SECTION 1.Section 4464 of the Public Resources Code is amended to read:
4464.

Unless the context clearly requires otherwise, the following definitions govern the construction of this chapter:

(a)“Hazardous fuel reduction” means the application of practices to wild lands, the primary impact of which to the vegetation is generally limited to the reduction of surface and ladder wild land fuels. These practices include, but are not limited to, prescribed fire, piling by machine or by hand in preparation for burning, thinning, pruning, or grazing. Treatments that reduce crown densities shall be prescribed only for the purpose of impacting fire behavior, and if it can be reasonably concluded, based on the proposed treatment, that the likelihood for the formation of crown fires is reduced.

(b)“Nonprofit organization” means a California corporation organized pursuant to Section 501(c)(3) or 501(c)(4) of the federal Internal Revenue Code.

(c)“Person” means a natural person, firm, association, partnership, business trust, corporation, limited liability company, company, nonprofit organization, or a combination of those, or a public agency other than an agency of the federal government.
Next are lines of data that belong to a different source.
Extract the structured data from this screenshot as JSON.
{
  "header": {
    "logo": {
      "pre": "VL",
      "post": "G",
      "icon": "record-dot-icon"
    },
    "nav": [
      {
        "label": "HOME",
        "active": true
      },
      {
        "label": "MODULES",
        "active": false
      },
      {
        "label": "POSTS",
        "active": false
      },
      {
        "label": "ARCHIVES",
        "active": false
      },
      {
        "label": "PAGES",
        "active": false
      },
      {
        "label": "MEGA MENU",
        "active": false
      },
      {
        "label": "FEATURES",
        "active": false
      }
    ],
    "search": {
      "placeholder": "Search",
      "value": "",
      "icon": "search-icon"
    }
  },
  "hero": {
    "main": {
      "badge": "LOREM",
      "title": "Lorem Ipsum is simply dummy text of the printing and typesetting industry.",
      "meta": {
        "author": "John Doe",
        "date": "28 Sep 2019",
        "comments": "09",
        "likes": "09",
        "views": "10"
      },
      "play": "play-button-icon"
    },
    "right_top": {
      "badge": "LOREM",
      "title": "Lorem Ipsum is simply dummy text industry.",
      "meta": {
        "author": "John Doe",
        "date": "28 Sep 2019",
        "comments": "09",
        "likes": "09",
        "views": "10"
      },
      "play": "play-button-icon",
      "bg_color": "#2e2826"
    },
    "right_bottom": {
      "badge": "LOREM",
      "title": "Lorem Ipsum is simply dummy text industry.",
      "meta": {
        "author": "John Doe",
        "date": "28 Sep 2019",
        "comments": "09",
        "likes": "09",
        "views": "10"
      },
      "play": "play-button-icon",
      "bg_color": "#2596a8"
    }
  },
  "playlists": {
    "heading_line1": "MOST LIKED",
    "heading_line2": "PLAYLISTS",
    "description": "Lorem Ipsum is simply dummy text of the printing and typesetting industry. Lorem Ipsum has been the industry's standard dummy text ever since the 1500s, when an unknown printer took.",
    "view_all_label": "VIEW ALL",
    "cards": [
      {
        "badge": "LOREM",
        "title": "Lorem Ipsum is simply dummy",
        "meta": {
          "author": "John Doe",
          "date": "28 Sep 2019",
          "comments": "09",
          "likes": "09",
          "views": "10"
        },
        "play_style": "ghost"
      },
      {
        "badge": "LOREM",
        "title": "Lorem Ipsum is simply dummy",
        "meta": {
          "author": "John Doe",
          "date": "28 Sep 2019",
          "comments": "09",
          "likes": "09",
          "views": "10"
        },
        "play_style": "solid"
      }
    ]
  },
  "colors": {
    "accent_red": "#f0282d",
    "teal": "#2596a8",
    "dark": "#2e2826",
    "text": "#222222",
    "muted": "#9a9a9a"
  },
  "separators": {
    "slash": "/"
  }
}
(d)“Prescribed burn crew” means personnel and firefighting equipment of the department that are prepared to contain fire set in a prescribed burning operation and to suppress any fire that escapes during a prescribed burning operation.

(e)“Prescribed burning” or “prescribed burning operation” means the planned application and confinement of fire to wild land fuels on lands selected in advance of that application to achieve any of the following objectives:

(1)Prevention of high-intensity wild land fires through reduction of the volume and continuity of wild land fuels.

(2)Watershed management.

(3)Range improvement.

(4)Vegetation management.

(5)Forest improvement.

(6)Wildlife habitat improvement.

(7)Air quality maintenance.

(f)“Wild land” means land that is classified as a state responsibility area pursuant to Article 3 (commencing with Section 4125) of Chapter 1 and includes land having a flammable plant cover. “Wild land” also means land not classified as a state responsibility area where the geographic location of these lands and accumulation of wild land fuel is such that a wild land fire occurring on these lands would pose a threat to a state responsibility area.

(g)“Wild land fire” means an uncontrolled fire burning on wild land.

(h)“Wild land fuel” means timber, brush, grass, or other flammable vegetation, living or dead, standing or down.